Once players have all passed on placing further markers, answers are read and points earned. Exact answers earn 7 points, while adjacent answers earn 3 points.  Likewise, 7 points are earned if a player was correct with his “No Exact or Adjacent” answer, and 3 points if he was correct with his “No Exact” answer.  Points are tallied on the score track which circles the board.  Players receive back any of their markers that scored, while those that did not score are set aside.  However, each player does receive one marker back from the “non-scoring” pile each turn, and a player must possess at least three markers for a turn.  So, sometimes taking a guess or two is worthwhile.

Play continues in this fashion through six turns, after which the player with the most points is victorious.  A full game usually plays to completion in 30 – 45 minutes or so.

As mentioned, America is very similar to Friedemann Friese’s Fauna, the main difference being that the questions here are all centered on the United States. As such, the game will likely have little appeal for non-Americans. That should be OK, however, as the market for trivia games here in the U.S. seems sufficiently large.

Like many trivia games, some questions are absurdly easy, while others are extremely difficult.  Fortunately, exact correct answers are not the only ones rewarded, so having a good idea – or mimicking someone who seems confident – can earn points.  Turn order can be critical, especially if the question is one wherein several players know the correct answer.  The first player will have first shot, but since there are three questions per category, players have options when making their selections.

Since there are six turns per game and there is an advantage for the first player (first opportunity to place a marker), playing with 4 or 5 players will give some players more turns to be the first player.  This can be mitigated by adjusting the number of questions used to insure that each player has an equal number of turns.

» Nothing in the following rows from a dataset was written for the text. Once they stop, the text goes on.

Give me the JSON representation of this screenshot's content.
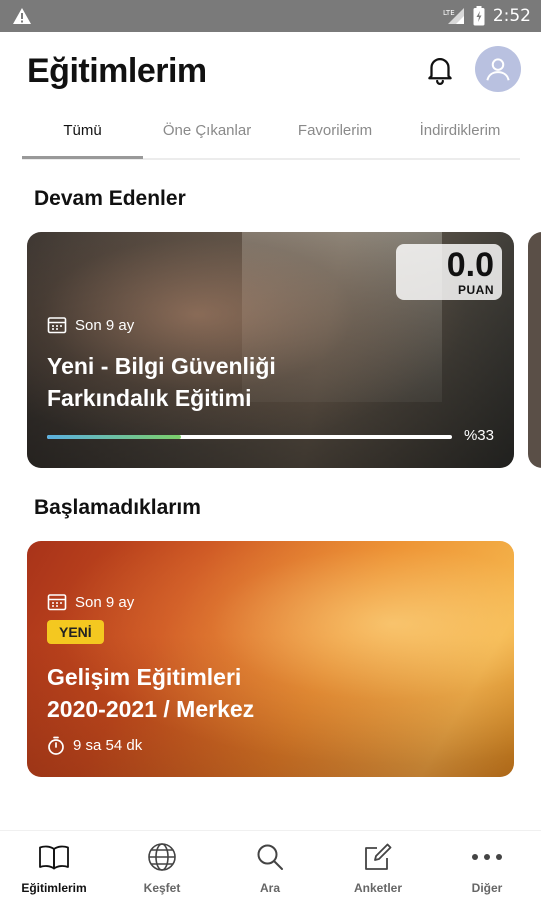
{
  "status_bar": {
    "time": "2:52",
    "icons": [
      "warning-icon",
      "signal-lte-icon",
      "battery-icon"
    ]
  },
  "header": {
    "title": "Eğitimlerim",
    "icons": [
      "bell-icon",
      "avatar"
    ]
  },
  "tabs": [
    {
      "label": "Tümü",
      "active": true
    },
    {
      "label": "Öne Çıkanlar",
      "active": false
    },
    {
      "label": "Favorilerim",
      "active": false
    },
    {
      "label": "İndirdiklerim",
      "active": false
    }
  ],
  "sections": {
    "in_progress": {
      "title": "Devam Edenler",
      "card": {
        "period": "Son 9 ay",
        "score_value": "0.0",
        "score_label": "PUAN",
        "title_line1": "Yeni - Bilgi Güvenliği",
        "title_line2": "Farkındalık Eğitimi",
        "progress_text": "%33",
        "progress_fraction": 0.33
      }
    },
    "not_started": {
      "title": "Başlamadıklarım",
      "card": {
        "period": "Son 9 ay",
        "badge": "YENİ",
        "title_line1": "Gelişim Eğitimleri",
        "title_line2": "2020-2021 / Merkez",
        "duration": "9 sa 54 dk"
      }
    }
  },
  "bottom_nav": [
    {
      "label": "Eğitimlerim",
      "icon": "book-icon",
      "active": true
    },
    {
      "label": "Keşfet",
      "icon": "globe-icon",
      "active": false
    },
    {
      "label": "Ara",
      "icon": "search-icon",
      "active": false
    },
    {
      "label": "Anketler",
      "icon": "edit-icon",
      "active": false
    },
    {
      "label": "Diğer",
      "icon": "more-icon",
      "active": false
    }
  ]
}
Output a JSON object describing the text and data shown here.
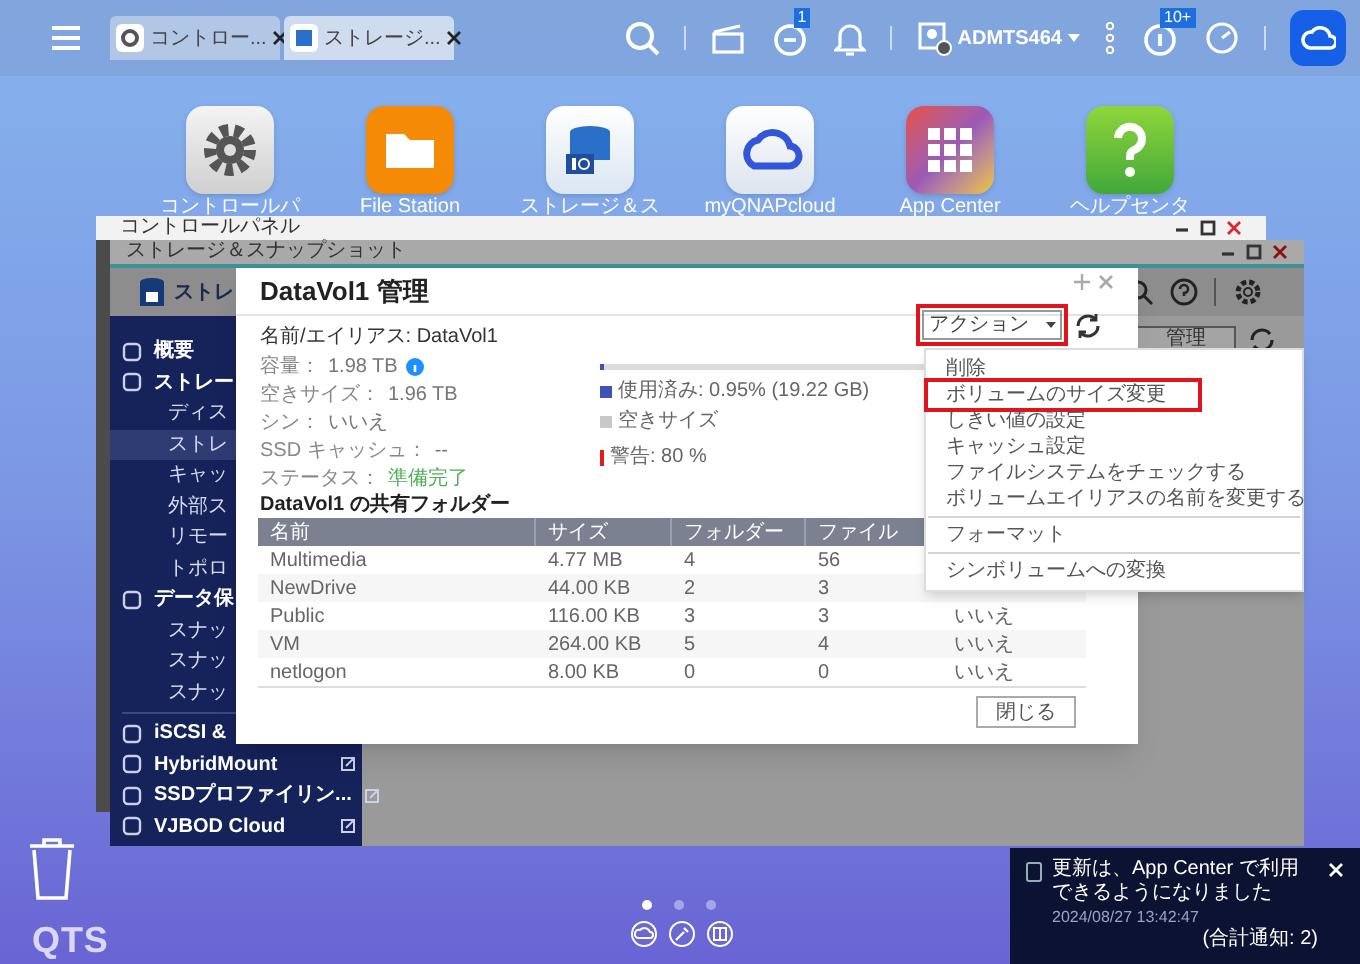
{
  "taskbar": {
    "tabs": [
      {
        "label": "コントロー...",
        "selected": false,
        "kind": "settings"
      },
      {
        "label": "ストレージ...",
        "selected": true,
        "kind": "storage"
      }
    ],
    "user": "ADMTS464",
    "sync_badge": "1",
    "info_badge": "10+"
  },
  "desktop_icons": [
    {
      "label": "コントロールパ",
      "kind": "settings"
    },
    {
      "label": "File Station",
      "kind": "folder"
    },
    {
      "label": "ストレージ＆ス",
      "kind": "storage"
    },
    {
      "label": "myQNAPcloud",
      "kind": "cloud"
    },
    {
      "label": "App Center",
      "kind": "apps"
    },
    {
      "label": "ヘルプセンタ",
      "kind": "help"
    }
  ],
  "control_panel": {
    "title": "コントロールパネル"
  },
  "storage_window": {
    "title": "ストレージ＆スナップショット",
    "header": "ストレ",
    "manage_button": "管理",
    "sidebar": [
      {
        "label": "概要",
        "kind": "section",
        "selected": false
      },
      {
        "label": "ストレー",
        "kind": "section",
        "selected": false
      },
      {
        "label": "ディス",
        "kind": "item",
        "selected": false
      },
      {
        "label": "ストレ",
        "kind": "item",
        "selected": true
      },
      {
        "label": "キャッ",
        "kind": "item",
        "selected": false
      },
      {
        "label": "外部ス",
        "kind": "item",
        "selected": false
      },
      {
        "label": "リモー",
        "kind": "item",
        "selected": false
      },
      {
        "label": "トポロ",
        "kind": "item",
        "selected": false
      },
      {
        "label": "データ保",
        "kind": "section",
        "selected": false
      },
      {
        "label": "スナッ",
        "kind": "item",
        "selected": false
      },
      {
        "label": "スナッ",
        "kind": "item",
        "selected": false
      },
      {
        "label": "スナッ",
        "kind": "item",
        "selected": false
      },
      {
        "label": "iSCSI &",
        "kind": "section",
        "selected": false
      },
      {
        "label": "HybridMount",
        "kind": "link",
        "selected": false
      },
      {
        "label": "SSDプロファイリン...",
        "kind": "link",
        "selected": false
      },
      {
        "label": "VJBOD Cloud",
        "kind": "link",
        "selected": false
      }
    ]
  },
  "dialog": {
    "title": "DataVol1  管理",
    "alias": "名前/エイリアス: DataVol1",
    "fields": [
      {
        "label": "容量：",
        "value": "1.98 TB",
        "kind": "info"
      },
      {
        "label": "空きサイズ：",
        "value": "1.96 TB",
        "kind": "plain"
      },
      {
        "label": "シン：",
        "value": "いいえ",
        "kind": "plain"
      },
      {
        "label": "SSD キャッシュ：",
        "value": "--",
        "kind": "plain"
      },
      {
        "label": "ステータス：",
        "value": "準備完了",
        "kind": "status"
      }
    ],
    "folders_heading": "DataVol1 の共有フォルダー",
    "action_button": "アクション",
    "usage": {
      "level": 0.0095,
      "used": "使用済み: 0.95% (19.22 GB)",
      "free": "空きサイズ",
      "warning": "警告: 80 %"
    },
    "table": {
      "columns": [
        "名前",
        "サイズ",
        "フォルダー",
        "ファイル"
      ],
      "rows": [
        [
          "Multimedia",
          "4.77 MB",
          "4",
          "56"
        ],
        [
          "NewDrive",
          "44.00 KB",
          "2",
          "3"
        ],
        [
          "Public",
          "116.00 KB",
          "3",
          "3",
          "いいえ"
        ],
        [
          "VM",
          "264.00 KB",
          "5",
          "4",
          "いいえ"
        ],
        [
          "netlogon",
          "8.00 KB",
          "0",
          "0",
          "いいえ"
        ]
      ]
    },
    "close_button": "閉じる"
  },
  "action_menu": [
    {
      "label": "削除",
      "highlighted": false,
      "divider_before": false
    },
    {
      "label": "ボリュームのサイズ変更",
      "highlighted": true,
      "divider_before": false
    },
    {
      "label": "しきい値の設定",
      "highlighted": false,
      "divider_before": false
    },
    {
      "label": "キャッシュ設定",
      "highlighted": false,
      "divider_before": false
    },
    {
      "label": "ファイルシステムをチェックする",
      "highlighted": false,
      "divider_before": false
    },
    {
      "label": "ボリュームエイリアスの名前を変更する",
      "highlighted": false,
      "divider_before": false
    },
    {
      "label": "フォーマット",
      "highlighted": false,
      "divider_before": true
    },
    {
      "label": "シンボリュームへの変換",
      "highlighted": false,
      "divider_before": true
    }
  ],
  "desktop": {
    "logo": "QTS",
    "pages": [
      {
        "selected": true
      },
      {
        "selected": false
      },
      {
        "selected": false
      }
    ]
  },
  "notification": {
    "message": "更新は、App Center で利用できるようになりました",
    "time": "2024/08/27 13:42:47",
    "total": "(合計通知: 2)"
  }
}
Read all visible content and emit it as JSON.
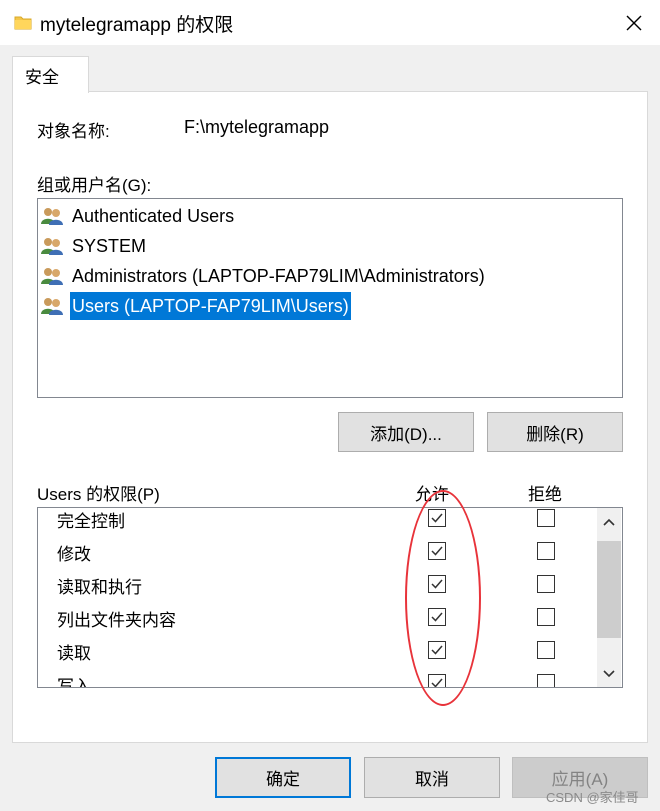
{
  "window": {
    "title": "mytelegramapp 的权限",
    "icon": "folder-icon",
    "close_icon": "close-icon"
  },
  "tabs": [
    {
      "label": "安全"
    }
  ],
  "object": {
    "label": "对象名称:",
    "value": "F:\\mytelegramapp"
  },
  "groups": {
    "label": "组或用户名(G):",
    "items": [
      {
        "name": "Authenticated Users",
        "icon": "users-group-icon",
        "selected": false
      },
      {
        "name": "SYSTEM",
        "icon": "users-group-icon",
        "selected": false
      },
      {
        "name": "Administrators (LAPTOP-FAP79LIM\\Administrators)",
        "icon": "users-group-icon",
        "selected": false
      },
      {
        "name": "Users (LAPTOP-FAP79LIM\\Users)",
        "icon": "users-group-icon",
        "selected": true
      }
    ],
    "add_button": "添加(D)...",
    "remove_button": "删除(R)"
  },
  "permissions": {
    "label": "Users 的权限(P)",
    "allow_header": "允许",
    "deny_header": "拒绝",
    "rows": [
      {
        "name": "完全控制",
        "allow": true,
        "deny": false
      },
      {
        "name": "修改",
        "allow": true,
        "deny": false
      },
      {
        "name": "读取和执行",
        "allow": true,
        "deny": false
      },
      {
        "name": "列出文件夹内容",
        "allow": true,
        "deny": false
      },
      {
        "name": "读取",
        "allow": true,
        "deny": false
      },
      {
        "name": "写入",
        "allow": true,
        "deny": false
      }
    ]
  },
  "buttons": {
    "ok": "确定",
    "cancel": "取消",
    "apply": "应用(A)"
  },
  "annotation": {
    "color": "#e8333a"
  },
  "watermark": "CSDN @家佳哥",
  "colors": {
    "selection": "#0078d7",
    "dialog_bg": "#f0f0f0"
  }
}
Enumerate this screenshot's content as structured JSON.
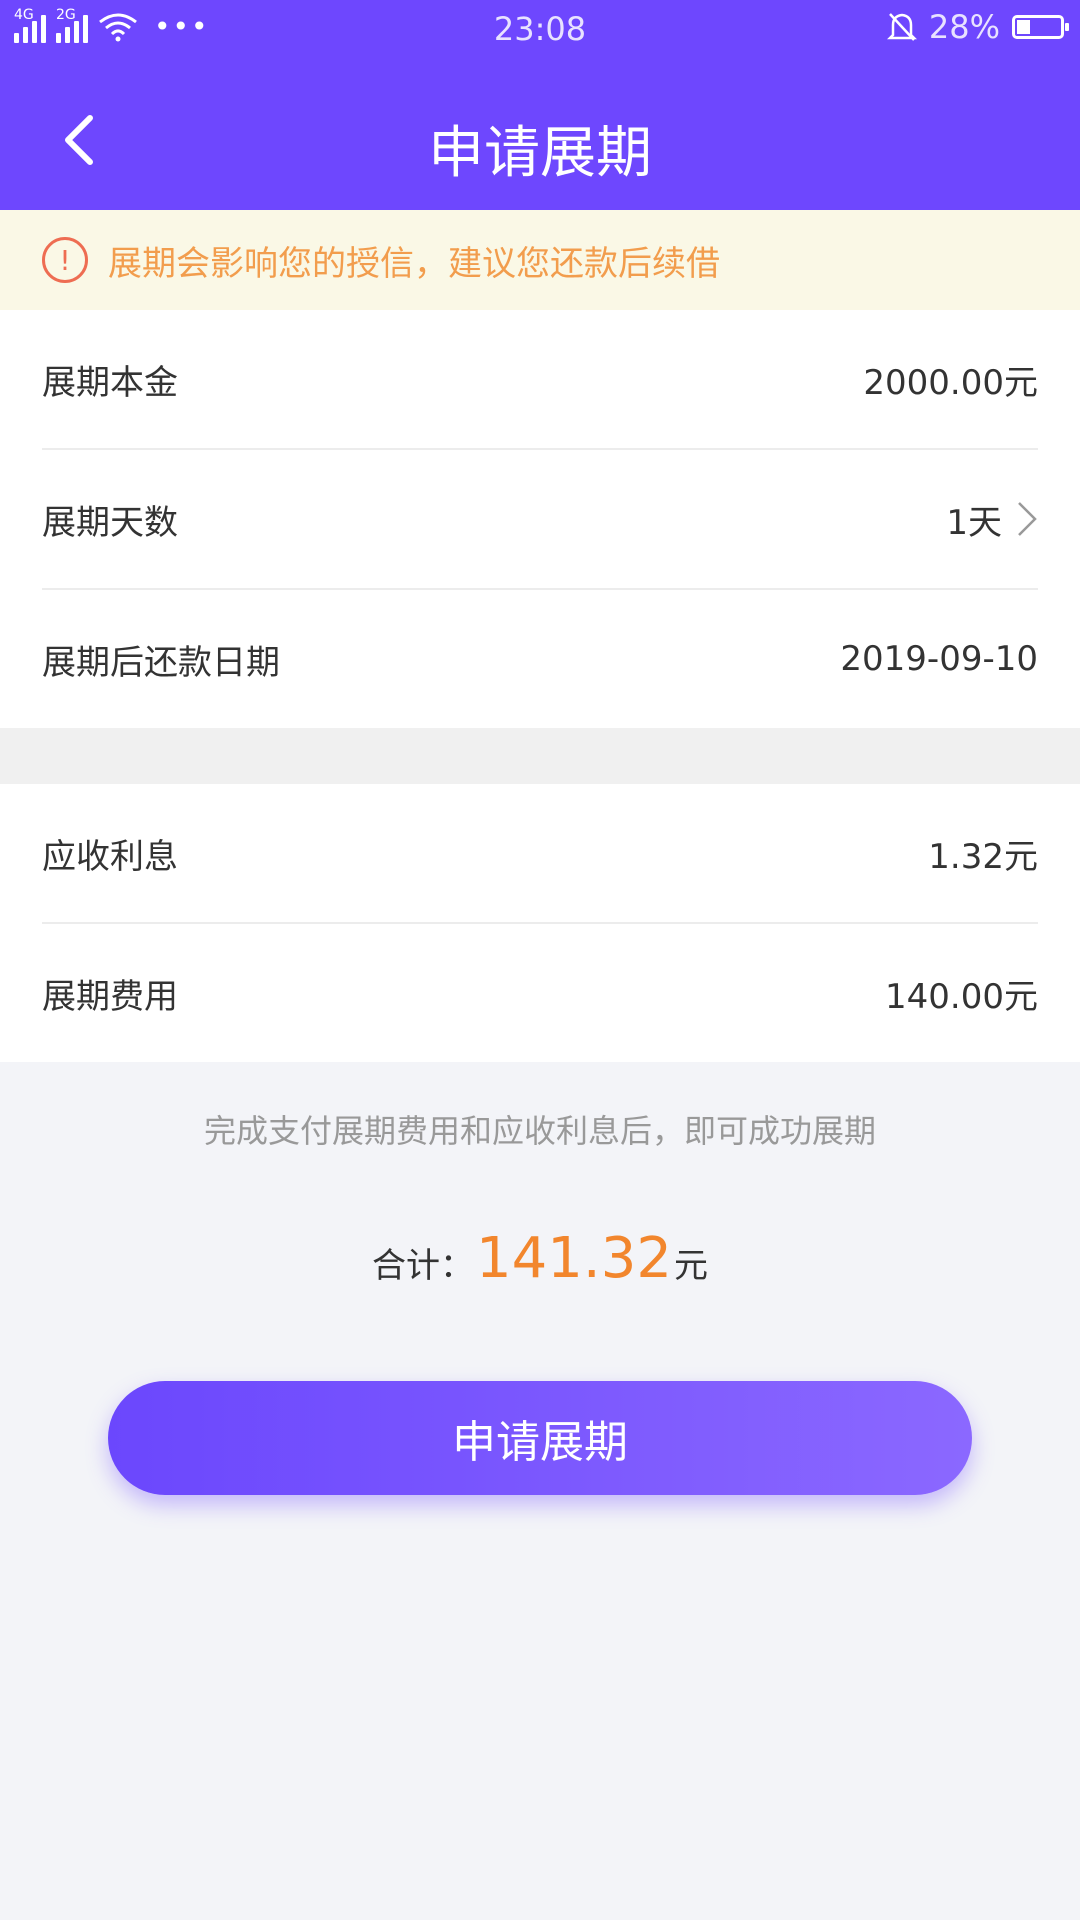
{
  "status_bar": {
    "signal1_label": "4G",
    "signal2_label": "2G",
    "dots": "•••",
    "time": "23:08",
    "battery": "28%"
  },
  "header": {
    "title": "申请展期",
    "back_icon": "chevron-left-icon"
  },
  "notice": {
    "icon": "exclamation-circle-icon",
    "text": "展期会影响您的授信，建议您还款后续借"
  },
  "section1": {
    "rows": [
      {
        "label": "展期本金",
        "value": "2000.00元"
      },
      {
        "label": "展期天数",
        "value": "1天"
      },
      {
        "label": "展期后还款日期",
        "value": "2019-09-10"
      }
    ]
  },
  "section2": {
    "rows": [
      {
        "label": "应收利息",
        "value": "1.32元"
      },
      {
        "label": "展期费用",
        "value": "140.00元"
      }
    ]
  },
  "hint": "完成支付展期费用和应收利息后，即可成功展期",
  "total": {
    "label": "合计：",
    "amount": "141.32",
    "unit": "元"
  },
  "submit_label": "申请展期",
  "colors": {
    "primary": "#6e47fe",
    "accent": "#f2862d",
    "notice_bg": "#faf8e6",
    "warning": "#ee6d52"
  }
}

America is a fun entry into the trivia genre.  Due to the America-centric questions, most Americans will be familiar with at least some of the topics and should be able to make reasonable guesses at the answers to many questions.  The “close counts” scoring method gives all players a chance, although trivia buffs will still have an advantage.  Fortunately, the game’s duration is brief, so trivia-challenged players should not have to endure being outclassed for long. America makes for a fine party-style game with family and friends.